À 5 ou 6 kilomètres du large lit inconstant par lequel le Var porte à la Méditerranée les ravages de la montagne, la fameuse Nice est à la bouche du Paillon (35 kilomètres). Cette grande ville d’hiver, cité cosmopolite, ne vaut ni Cannes, ni Monaco, ni Menton, ni tel bourg de l’Estérel ; on y connaît les brusqueries du ciel, la violence des vents, l’affreux mistral et les tourbillons de poussière.

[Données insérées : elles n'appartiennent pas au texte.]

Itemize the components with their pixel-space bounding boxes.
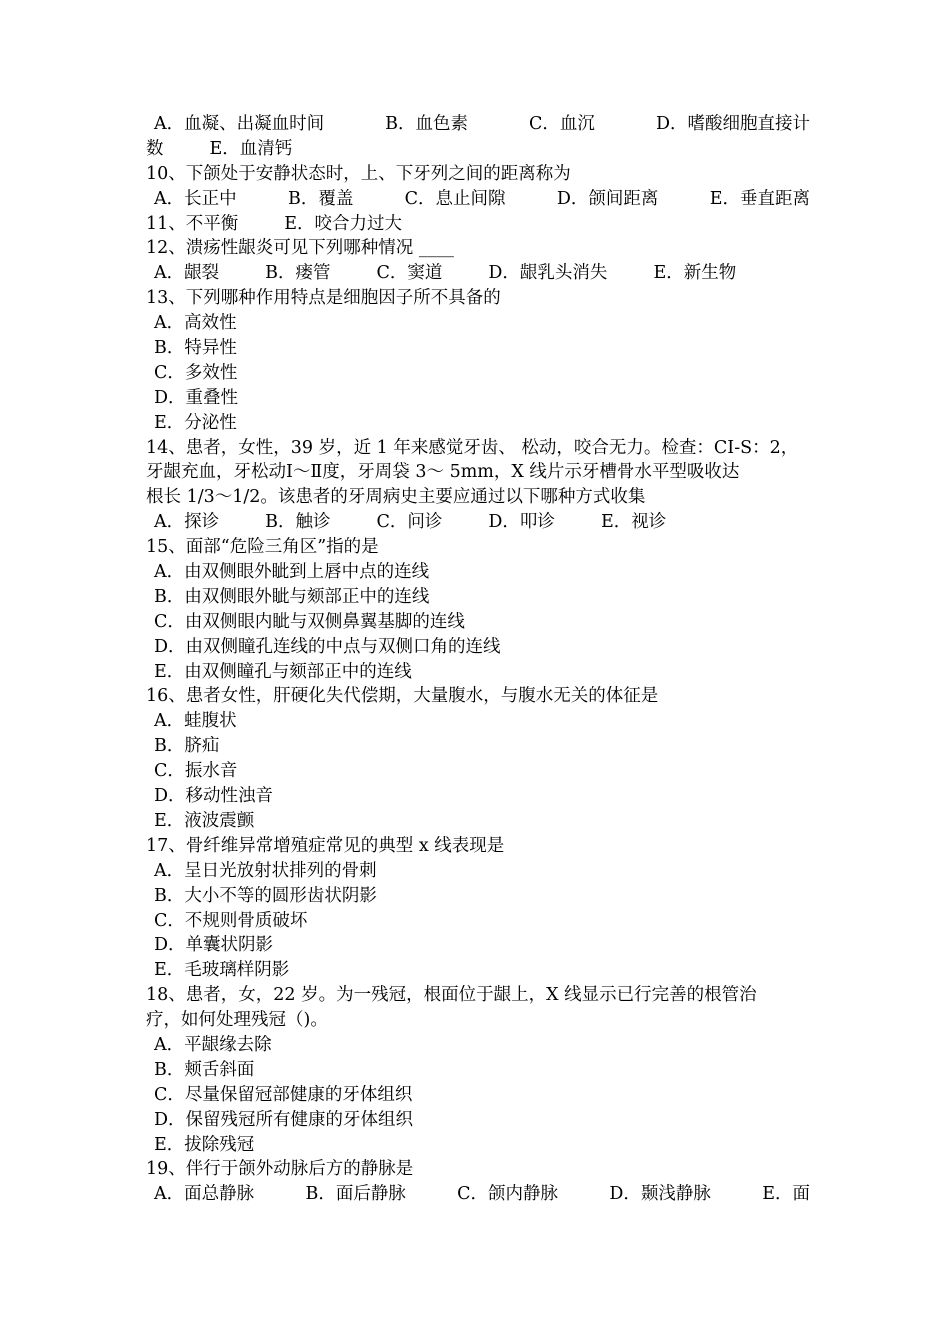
text-line-l42 <box>146 1133 810 1158</box>
text-segment: 15、面部“危险三角区”指的是 <box>146 537 379 558</box>
text-line-l11 <box>146 361 810 386</box>
text-segment: B．血色素 <box>385 114 469 134</box>
text-line-l33 <box>146 909 810 934</box>
text-segment: E．由双侧瞳孔与颏部正中的连线 <box>154 661 412 682</box>
text-segment: 13、下列哪种作用特点是细胞因子所不具备的 <box>146 288 501 309</box>
text-line-l01 <box>146 112 810 137</box>
text-segment: 14、患者，女性，39 岁，近 1 年来感觉牙齿、 松动，咬合无力。检查：CI-S：2， <box>146 437 799 458</box>
text-line-l30 <box>146 834 810 859</box>
text-line-l29 <box>146 809 810 834</box>
text-segment: E．面 <box>762 1184 810 1205</box>
text-segment: D．移动性浊音 <box>154 786 274 807</box>
text-segment: E．血清钙 <box>209 138 293 159</box>
document-page <box>146 112 810 1207</box>
text-segment: 17、骨纤维异常增殖症常见的典型 x 线表现是 <box>146 835 505 856</box>
text-segment: C．多效性 <box>154 362 238 383</box>
text-line-l32 <box>146 884 810 909</box>
text-segment: A．由双侧眼外眦到上唇中点的连线 <box>154 562 430 583</box>
text-line-l34 <box>146 933 810 958</box>
text-segment: E．液波震颤 <box>154 810 255 831</box>
text-segment: A．蛙腹状 <box>154 711 237 732</box>
text-segment: B．覆盖 <box>287 188 354 209</box>
text-segment: B．触诊 <box>265 512 331 533</box>
text-line-l06 <box>146 236 810 261</box>
text-segment: A．呈日光放射状排列的骨刺 <box>154 860 377 881</box>
text-line-l19 <box>146 560 810 585</box>
text-line-l22 <box>146 635 810 660</box>
text-segment: E．咬合力过大 <box>284 213 403 234</box>
text-segment: D．重叠性 <box>154 387 239 408</box>
text-line-l24 <box>146 684 810 709</box>
text-segment: A．高效性 <box>154 313 237 334</box>
text-segment: 10、下颌处于安静状态时，上、下牙列之间的距离称为 <box>146 163 571 184</box>
text-segment: D．由双侧瞳孔连线的中点与双侧口角的连线 <box>154 636 501 657</box>
text-segment: 数 <box>146 138 164 159</box>
text-line-l15 <box>146 460 810 485</box>
text-line-l36 <box>146 983 810 1008</box>
text-segment: D．颌间距离 <box>556 188 659 209</box>
text-line-l28 <box>146 784 810 809</box>
text-segment: B．大小不等的圆形齿状阴影 <box>154 885 377 906</box>
text-segment: D．颞浅静脉 <box>609 1184 711 1205</box>
text-line-l44 <box>146 1182 810 1207</box>
text-line-l03 <box>146 162 810 187</box>
text-line-l26 <box>146 734 810 759</box>
text-line-l17 <box>146 510 810 535</box>
text-line-l27 <box>146 759 810 784</box>
text-line-l02 <box>146 137 810 162</box>
text-line-l37 <box>146 1008 810 1033</box>
text-segment: 牙龈充血，牙松动Ⅰ～Ⅱ度，牙周袋 3～ 5mm，X 线片示牙槽骨水平型吸收达 <box>146 462 740 483</box>
text-line-l31 <box>146 859 810 884</box>
text-line-l35 <box>146 958 810 983</box>
text-line-l10 <box>146 336 810 361</box>
text-line-l08 <box>146 286 810 311</box>
text-line-l07 <box>146 261 810 286</box>
text-line-l09 <box>146 311 810 336</box>
text-line-l40 <box>146 1083 810 1108</box>
text-segment: C．不规则骨质破坏 <box>154 910 308 931</box>
text-line-l23 <box>146 660 810 685</box>
text-segment: 疗，如何处理残冠（)。 <box>146 1010 328 1031</box>
text-segment: C．血沉 <box>529 114 595 134</box>
text-segment: C．问诊 <box>376 512 443 533</box>
text-line-l14 <box>146 436 810 461</box>
text-segment: A．血凝、出凝血时间 <box>154 114 325 134</box>
text-segment: E．视诊 <box>600 512 667 533</box>
text-line-l12 <box>146 386 810 411</box>
text-segment: A．龈裂 <box>154 263 220 284</box>
text-segment: A．平龈缘去除 <box>154 1034 272 1055</box>
text-segment: 根长 1/3～1/2。该患者的牙周病史主要应通过以下哪种方式收集 <box>146 487 646 508</box>
text-line-l21 <box>146 610 810 635</box>
text-line-l13 <box>146 411 810 436</box>
text-segment: 18、患者，女，22 岁。为一残冠，根面位于龈上，X 线显示已行完善的根管治 <box>146 985 757 1006</box>
text-segment: E．垂直距离 <box>709 188 810 209</box>
text-line-l16 <box>146 485 810 510</box>
text-line-l38 <box>146 1033 810 1058</box>
text-segment: D．叩诊 <box>488 512 555 533</box>
text-segment: D．嗜酸细胞直接计 <box>655 114 810 134</box>
text-line-l18 <box>146 535 810 560</box>
text-segment: C．尽量保留冠部健康的牙体组织 <box>154 1084 413 1105</box>
text-segment: E．毛玻璃样阴影 <box>154 960 290 981</box>
text-line-l20 <box>146 585 810 610</box>
text-segment: A．长正中 <box>154 188 237 209</box>
text-segment: 19、伴行于颌外动脉后方的静脉是 <box>146 1159 414 1180</box>
text-segment: 12、溃疡性龈炎可见下列哪种情况 ____ <box>146 238 454 259</box>
text-line-l25 <box>146 709 810 734</box>
text-line-l05 <box>146 212 810 237</box>
text-segment: C．息止间隙 <box>404 188 506 209</box>
text-segment: A．探诊 <box>154 512 220 533</box>
text-segment: E．新生物 <box>653 263 737 284</box>
text-segment: 11、不平衡 <box>146 213 239 234</box>
text-line-l04 <box>146 187 810 212</box>
text-segment: B．特异性 <box>154 338 237 359</box>
text-segment: B．瘘管 <box>265 263 331 284</box>
text-line-l43 <box>146 1157 810 1182</box>
text-segment: E．分泌性 <box>154 412 237 433</box>
text-segment: D．单囊状阴影 <box>154 935 274 956</box>
text-segment: B．由双侧眼外眦与颏部正中的连线 <box>154 586 430 607</box>
text-segment: C．颌内静脉 <box>457 1184 559 1205</box>
text-segment: C．由双侧眼内眦与双侧鼻翼基脚的连线 <box>154 611 465 632</box>
text-segment: E．拔除残冠 <box>154 1134 255 1155</box>
text-line-l41 <box>146 1108 810 1133</box>
text-segment: A．面总静脉 <box>154 1184 255 1205</box>
text-segment: D．保留残冠所有健康的牙体组织 <box>154 1109 414 1130</box>
text-segment: D．龈乳头消失 <box>488 263 608 284</box>
text-segment: B．颊舌斜面 <box>154 1059 255 1080</box>
text-segment: C．振水音 <box>154 761 238 782</box>
text-segment: B．脐疝 <box>154 736 220 757</box>
text-segment: 16、患者女性，肝硬化失代偿期，大量腹水，与腹水无关的体征是 <box>146 686 659 707</box>
text-segment: B．面后静脉 <box>305 1184 406 1205</box>
text-line-l39 <box>146 1058 810 1083</box>
text-segment: C．窦道 <box>376 263 443 284</box>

De Nice en Italie on longe la Corniche, célèbre en tout l’univers ; et de fait, il y a peu de chemins de côte ayant d’aussi beaux vallons du côté de la terre, d’aussi brillants horizons du côté de la mer. La route de la Corniche passe à Villefranche, dont la rade harmonieuse avance au loin dans les terres, entre des collines que le reboisement revêt de grâces nouvelles ; elle domine ensuite le golfe évasé d’Èze, où le rivage se relève en rocs d’une grandeur idéale, traverse Monaco, où le jeu fait tort à la mer, et atteint Menton, qui par son climat, ses vallons, ses horizons, sa plage, est la princesse du littoral : en moyenne 214 jours de l’année versent ici des torrents de lumière sans le plus petit nuage pour ternir la splendeur des cieux.

Monaco.

De Menton à l’Italie il n’y a que trois kilomètres. À 5 kilomètres au delà des limites, à Vintimille, la Roya se perd dans l’azur méditerranéen : ce torrent, qui porte 8 mètres à l’étiage, ne nous appartient ni dans ses défilés supérieurs auprès du col de Tende, ni dans son val inférieur, mais nous possédons son vallon moyen, à Saorge et à Breil.